Os amigos Felisberto e Torquato estavam em um bate-papo especial, aliás, o bar do Felisberto assim como a barbearia do Otávio, vizinha sua, têm essas características: sobre quase tudo se discute, mas raramente chegam a alguma conclusão lógica. Barbearias, bares, bem como motoristas de táxi e os de aplicativo sabem que de certa forma são também psicólogos; está incluído no “cardápio”.

Mas nesse dia Felisberto ficou preocupado. Torquato o deixou com uma pulga atrás da orelha. Torquato era muito otimista, embora vivendo um momento financeiramente muito difícil. Tanto era assim que quando Torquato disse:

– Do jeito que vai a situação, meu amigo Felisberto, daqui a uns 10 anos, vai haver muita gente comendo lixo.

Com o peito estufado e a mão direita levantada, Felisberto acrescentou:

– Dúvido que terá lixo pra todo mundo.

Torquato achou o comentário de Felisberto muito pessimista. Perguntou ao amigo quanto devia em seu bar. Felisberto, sabendo da situação de Torquato disse que era a 4ª vez que ele fazia a mesma pergunta em apenas 4 dias. Que não era para esquentar a cabeça. Ainda assim, vendo a preocupação do amigo, Felisberto disse que ele devia 444 reais, mas que o amigo não devia se preocupar. Queria que resolvesse seus problemas, suas contas mais importantantes e que deixasse o bar por último. Disse que estava tudo bem. Torquato abriu sua carteira e tinha 44 reais. Iria visitar seu irmão, João, que mora em Curitiba e já tinha ganhado dele a passagem de presente. Fez questão de mostrá-la a Felisberto. O amigo pegou sua passagem e disse que era um bom lugar, bem lá atrás, tranquilo, poltrona número 44. Torquato despediu-se e foi para sua casa.

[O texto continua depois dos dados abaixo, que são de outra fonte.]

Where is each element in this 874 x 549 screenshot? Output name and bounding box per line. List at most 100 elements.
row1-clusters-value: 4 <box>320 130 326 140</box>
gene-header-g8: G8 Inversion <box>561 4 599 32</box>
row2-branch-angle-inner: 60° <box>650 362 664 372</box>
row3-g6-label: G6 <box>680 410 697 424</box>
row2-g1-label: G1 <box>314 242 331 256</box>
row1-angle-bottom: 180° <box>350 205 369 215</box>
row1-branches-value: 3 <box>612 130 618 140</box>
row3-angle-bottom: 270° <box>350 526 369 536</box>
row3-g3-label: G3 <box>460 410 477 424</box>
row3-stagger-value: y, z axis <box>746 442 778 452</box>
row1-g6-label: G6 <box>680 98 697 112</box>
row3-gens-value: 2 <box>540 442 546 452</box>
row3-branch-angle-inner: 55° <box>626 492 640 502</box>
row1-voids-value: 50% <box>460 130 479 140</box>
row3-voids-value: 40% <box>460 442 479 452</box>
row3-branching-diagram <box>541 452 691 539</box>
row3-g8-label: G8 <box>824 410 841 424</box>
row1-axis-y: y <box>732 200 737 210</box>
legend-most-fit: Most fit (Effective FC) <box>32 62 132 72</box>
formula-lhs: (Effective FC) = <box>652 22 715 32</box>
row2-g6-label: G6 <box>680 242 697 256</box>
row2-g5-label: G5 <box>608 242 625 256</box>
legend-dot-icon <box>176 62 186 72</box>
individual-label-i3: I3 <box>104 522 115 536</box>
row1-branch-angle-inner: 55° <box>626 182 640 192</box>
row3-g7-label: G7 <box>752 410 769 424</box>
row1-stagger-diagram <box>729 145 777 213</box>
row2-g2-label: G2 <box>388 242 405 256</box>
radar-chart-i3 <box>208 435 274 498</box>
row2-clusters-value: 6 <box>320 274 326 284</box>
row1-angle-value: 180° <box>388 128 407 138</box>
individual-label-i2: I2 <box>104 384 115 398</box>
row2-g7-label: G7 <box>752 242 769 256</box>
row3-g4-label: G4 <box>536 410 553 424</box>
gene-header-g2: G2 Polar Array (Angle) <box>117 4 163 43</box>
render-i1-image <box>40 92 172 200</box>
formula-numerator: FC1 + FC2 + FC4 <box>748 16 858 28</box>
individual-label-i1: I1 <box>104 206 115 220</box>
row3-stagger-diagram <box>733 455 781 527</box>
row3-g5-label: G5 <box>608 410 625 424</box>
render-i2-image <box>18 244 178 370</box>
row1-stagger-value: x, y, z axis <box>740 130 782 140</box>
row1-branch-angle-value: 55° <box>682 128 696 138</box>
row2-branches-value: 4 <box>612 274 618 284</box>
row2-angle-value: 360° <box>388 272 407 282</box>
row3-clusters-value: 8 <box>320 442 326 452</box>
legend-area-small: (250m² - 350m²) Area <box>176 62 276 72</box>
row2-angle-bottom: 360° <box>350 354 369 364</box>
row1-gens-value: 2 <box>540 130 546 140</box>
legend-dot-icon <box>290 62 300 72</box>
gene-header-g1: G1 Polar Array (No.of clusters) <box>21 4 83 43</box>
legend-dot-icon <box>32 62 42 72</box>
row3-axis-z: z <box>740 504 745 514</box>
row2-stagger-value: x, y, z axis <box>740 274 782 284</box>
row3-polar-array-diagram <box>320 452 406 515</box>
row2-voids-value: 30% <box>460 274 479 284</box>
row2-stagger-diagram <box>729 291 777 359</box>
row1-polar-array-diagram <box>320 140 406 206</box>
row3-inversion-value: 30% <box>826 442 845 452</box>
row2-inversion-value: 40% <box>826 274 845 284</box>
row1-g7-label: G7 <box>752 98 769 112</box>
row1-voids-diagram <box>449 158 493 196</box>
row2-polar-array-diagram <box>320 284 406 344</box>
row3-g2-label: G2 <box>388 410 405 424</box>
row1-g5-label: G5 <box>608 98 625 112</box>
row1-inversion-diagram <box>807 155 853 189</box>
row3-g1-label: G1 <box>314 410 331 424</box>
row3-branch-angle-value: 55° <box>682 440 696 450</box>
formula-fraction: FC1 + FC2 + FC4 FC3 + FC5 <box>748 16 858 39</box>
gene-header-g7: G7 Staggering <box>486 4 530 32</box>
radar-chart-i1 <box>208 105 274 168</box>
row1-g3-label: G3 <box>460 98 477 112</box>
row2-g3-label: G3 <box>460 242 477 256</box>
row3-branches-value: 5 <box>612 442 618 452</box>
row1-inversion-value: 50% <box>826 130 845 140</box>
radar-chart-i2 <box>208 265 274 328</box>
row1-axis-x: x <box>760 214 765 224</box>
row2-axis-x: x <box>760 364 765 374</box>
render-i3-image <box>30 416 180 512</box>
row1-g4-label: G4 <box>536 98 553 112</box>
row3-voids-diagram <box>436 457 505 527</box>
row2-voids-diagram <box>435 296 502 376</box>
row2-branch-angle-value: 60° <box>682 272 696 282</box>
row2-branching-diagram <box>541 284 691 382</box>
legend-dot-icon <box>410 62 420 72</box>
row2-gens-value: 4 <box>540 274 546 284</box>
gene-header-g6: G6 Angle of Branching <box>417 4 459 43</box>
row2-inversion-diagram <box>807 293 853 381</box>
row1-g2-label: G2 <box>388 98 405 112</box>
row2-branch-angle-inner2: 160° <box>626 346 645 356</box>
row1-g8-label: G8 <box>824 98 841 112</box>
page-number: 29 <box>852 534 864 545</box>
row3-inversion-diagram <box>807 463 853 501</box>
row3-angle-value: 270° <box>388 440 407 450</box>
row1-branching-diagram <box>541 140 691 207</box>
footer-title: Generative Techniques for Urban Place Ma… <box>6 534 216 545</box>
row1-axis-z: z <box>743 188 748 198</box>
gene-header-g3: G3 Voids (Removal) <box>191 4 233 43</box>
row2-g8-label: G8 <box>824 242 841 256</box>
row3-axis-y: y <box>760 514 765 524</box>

Quando Torquato entra em casa vê uma mala na sala e pensa que a esposa com quem está casado há 4 anos fez a gentileza de ajudá-lo. Assim que a viu ela lhe soltou todos os cachorros da vizinhança. Disse que estava cansada. Cansada de um homem de 44 anos que depois de 4 anos de casado estava há 4 anos cada vez mais endividado e há 4 meses desempregado. E o pior, sua mania de achar que a solução viria por uma loteria, jogo de bicho ou corridas de cavalos. E corrida de cavalos não saia mesmo da cabeça de Torquato. No dia seguinte estaria em Curitiba e daria um jeito de apostar com a certeza de ganhar. A esposa, Noeli, jogou num gesto de raiva as contas no chão. Pelo menos 4 delas estavam com mais de 4 meses de atraso. E a mala que Torquato viu assim que entrou em casa não era para ele, havia mais 3, eram de Noeli. Com 4 malas prontas ela disse que tudo entre eles estava acabado, que estava de partida e se foi.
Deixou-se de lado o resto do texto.